My concept of community is obviously far, far different than that of many of our elected officials, many that were swept into office by a tiny fraction of the voters eligible to vote in their districts or races or by no actual citizen vote at all because the behind-the-scenes politicos managed to eliminate all potential other candidates. The city political system works diligently to keep the numbers low, so the control remains in the hands of the select few.
To me, government works in cooperation with its people and not against them—recognizing that citizens, who are taxpayers in different ways, are the true "owners" of the city—not those hired by the bureaucracy (and who too often don't even live in Garland) or those elected for short terms and then replaced. A real government "of the people, by the people, and for the people" works to include ALL CITIZENS, both white and non-white, male and female, rich and poor, in the city's governance.
Also, I believe with voters so apathetic and uninvolved in our city right now, our current leaders have a moral and ethical responsibility to do everything within their power to work to reverse that trend and engage and encourage all eligible citizens to register to vote and to go to the polls and actually vote, then to make their voices heard in as many ways as possible. Working behind the scenes to suppress voters—which occurs when "benign neglect"is allowed to rule the day and night—is simply not right.
At the meeting Thursday evening, December 21, it was clear that park officials and the majority of city leaders had made up their minds about what was to be done in Central Park. There was not going to be any reconsideration, despite the impassioned pleas by neighbors. The city is determined to build a dog park and skate park somewhere there. And they were not the least bit interested—or at least sympathetic—to seriously addressing all the issues (traffic, crime, noise, lack of supervision, etc.) that the homeowners will face from that decision. It was equally clear that the vast majority of those in attendance wanted a different solution.
A second "public input" meeting on Central Park scheduled for January 9, 2018, has been rescheduled but no date has been set yet. Let us hope this time city officials arrive with their ears, eyes, and hearts open and with an attitude of finding a solution best for all.
Citizens do matter. Taxpayers do count—no matter who the bullies are or what their agenda is.

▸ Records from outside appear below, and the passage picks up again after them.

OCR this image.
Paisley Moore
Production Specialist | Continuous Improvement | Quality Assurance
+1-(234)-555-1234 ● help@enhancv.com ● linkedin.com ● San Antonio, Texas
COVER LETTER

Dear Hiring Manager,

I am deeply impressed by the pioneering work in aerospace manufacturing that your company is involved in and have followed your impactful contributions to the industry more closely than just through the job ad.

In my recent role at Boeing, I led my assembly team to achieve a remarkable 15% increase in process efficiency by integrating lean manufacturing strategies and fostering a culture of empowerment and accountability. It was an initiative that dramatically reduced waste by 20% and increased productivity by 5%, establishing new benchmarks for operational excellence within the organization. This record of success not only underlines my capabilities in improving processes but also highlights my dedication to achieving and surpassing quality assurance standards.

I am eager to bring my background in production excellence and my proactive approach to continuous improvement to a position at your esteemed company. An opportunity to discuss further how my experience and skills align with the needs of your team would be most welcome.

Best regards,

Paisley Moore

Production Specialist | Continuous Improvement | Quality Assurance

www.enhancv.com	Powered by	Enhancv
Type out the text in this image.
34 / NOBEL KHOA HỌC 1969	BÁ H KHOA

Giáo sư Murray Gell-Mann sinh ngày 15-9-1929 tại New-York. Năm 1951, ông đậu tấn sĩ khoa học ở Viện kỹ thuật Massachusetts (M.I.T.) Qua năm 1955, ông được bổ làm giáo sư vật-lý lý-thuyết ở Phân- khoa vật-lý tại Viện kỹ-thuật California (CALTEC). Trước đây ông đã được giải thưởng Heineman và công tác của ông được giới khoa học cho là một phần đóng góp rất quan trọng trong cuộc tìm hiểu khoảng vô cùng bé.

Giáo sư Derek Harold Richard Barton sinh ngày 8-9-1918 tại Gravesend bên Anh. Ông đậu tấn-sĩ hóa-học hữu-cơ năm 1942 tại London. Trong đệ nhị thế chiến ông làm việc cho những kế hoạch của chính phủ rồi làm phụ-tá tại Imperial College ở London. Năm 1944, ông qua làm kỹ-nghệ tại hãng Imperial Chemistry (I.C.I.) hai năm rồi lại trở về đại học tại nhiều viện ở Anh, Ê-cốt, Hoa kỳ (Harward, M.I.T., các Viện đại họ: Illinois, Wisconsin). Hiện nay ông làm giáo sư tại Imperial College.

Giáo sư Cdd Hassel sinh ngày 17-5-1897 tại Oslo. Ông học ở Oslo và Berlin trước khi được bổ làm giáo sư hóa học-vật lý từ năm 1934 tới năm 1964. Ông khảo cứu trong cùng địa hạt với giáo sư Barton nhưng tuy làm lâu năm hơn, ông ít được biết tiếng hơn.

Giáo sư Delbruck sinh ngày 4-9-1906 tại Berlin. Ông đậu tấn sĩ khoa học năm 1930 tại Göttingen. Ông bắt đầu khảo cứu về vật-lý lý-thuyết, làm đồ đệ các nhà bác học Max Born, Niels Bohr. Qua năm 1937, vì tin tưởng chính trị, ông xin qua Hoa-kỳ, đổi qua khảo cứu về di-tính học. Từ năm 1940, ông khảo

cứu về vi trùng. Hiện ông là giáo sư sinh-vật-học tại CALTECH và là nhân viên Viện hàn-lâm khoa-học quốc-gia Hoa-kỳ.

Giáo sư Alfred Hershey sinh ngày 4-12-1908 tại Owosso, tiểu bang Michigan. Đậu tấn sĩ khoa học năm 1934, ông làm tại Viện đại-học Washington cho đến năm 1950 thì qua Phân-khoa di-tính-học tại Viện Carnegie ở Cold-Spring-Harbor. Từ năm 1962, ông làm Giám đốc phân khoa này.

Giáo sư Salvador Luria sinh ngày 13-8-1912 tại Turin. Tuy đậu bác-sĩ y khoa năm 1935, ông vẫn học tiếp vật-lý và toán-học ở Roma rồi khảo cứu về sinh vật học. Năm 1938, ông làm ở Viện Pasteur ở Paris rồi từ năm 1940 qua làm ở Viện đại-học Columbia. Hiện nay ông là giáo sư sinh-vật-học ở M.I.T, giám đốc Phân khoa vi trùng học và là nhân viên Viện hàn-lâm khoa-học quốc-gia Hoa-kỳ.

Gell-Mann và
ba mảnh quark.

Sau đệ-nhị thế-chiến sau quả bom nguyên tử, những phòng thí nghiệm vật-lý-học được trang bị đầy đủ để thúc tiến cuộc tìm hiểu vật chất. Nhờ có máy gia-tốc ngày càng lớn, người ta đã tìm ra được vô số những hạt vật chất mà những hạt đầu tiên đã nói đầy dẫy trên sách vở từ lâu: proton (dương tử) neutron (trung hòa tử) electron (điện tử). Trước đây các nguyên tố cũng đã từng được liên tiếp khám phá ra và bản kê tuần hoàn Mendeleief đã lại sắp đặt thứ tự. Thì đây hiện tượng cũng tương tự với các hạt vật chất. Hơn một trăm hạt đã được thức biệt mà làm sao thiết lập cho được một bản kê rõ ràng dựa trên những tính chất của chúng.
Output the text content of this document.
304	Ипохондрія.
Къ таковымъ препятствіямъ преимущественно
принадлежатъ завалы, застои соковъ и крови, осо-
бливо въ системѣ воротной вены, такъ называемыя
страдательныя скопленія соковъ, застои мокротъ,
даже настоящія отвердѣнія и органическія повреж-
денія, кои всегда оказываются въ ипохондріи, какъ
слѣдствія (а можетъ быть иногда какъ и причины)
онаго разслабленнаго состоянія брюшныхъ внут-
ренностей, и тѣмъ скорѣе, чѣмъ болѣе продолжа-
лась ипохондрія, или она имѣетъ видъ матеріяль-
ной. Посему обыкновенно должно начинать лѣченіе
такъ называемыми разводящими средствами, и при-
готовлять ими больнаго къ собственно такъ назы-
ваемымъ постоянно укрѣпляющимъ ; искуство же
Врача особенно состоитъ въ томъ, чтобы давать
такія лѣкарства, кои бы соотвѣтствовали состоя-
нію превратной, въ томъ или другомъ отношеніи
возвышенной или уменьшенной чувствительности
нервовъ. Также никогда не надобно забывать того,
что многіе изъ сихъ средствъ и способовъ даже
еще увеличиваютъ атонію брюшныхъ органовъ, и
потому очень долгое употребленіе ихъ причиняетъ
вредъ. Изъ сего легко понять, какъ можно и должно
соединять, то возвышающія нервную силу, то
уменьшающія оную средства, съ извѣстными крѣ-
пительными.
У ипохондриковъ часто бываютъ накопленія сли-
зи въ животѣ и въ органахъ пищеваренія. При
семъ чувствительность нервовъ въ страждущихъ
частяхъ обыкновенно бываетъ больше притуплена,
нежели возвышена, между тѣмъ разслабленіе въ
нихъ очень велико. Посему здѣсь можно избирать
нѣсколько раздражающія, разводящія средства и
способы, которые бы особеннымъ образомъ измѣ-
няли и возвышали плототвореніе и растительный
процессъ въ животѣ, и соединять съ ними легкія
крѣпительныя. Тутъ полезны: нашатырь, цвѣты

Some day, some how, some way, Garland citizens are going to rise up and make the point to our city leaders that CITIZENS COUNT, that taxpayers are the ones footing the bills for their decisions regardless how reckless they might be, and that Garland deserves better than having a tiny elite of mostly white citizens and wealthy non-citizens that rule over this city of 237,000 individuals of many races, creeds, religions, and economic means.
Arrogance has no place in our city government. Servant leadership is what we need.
As I have repeated many times in many ways in many places, citizens count.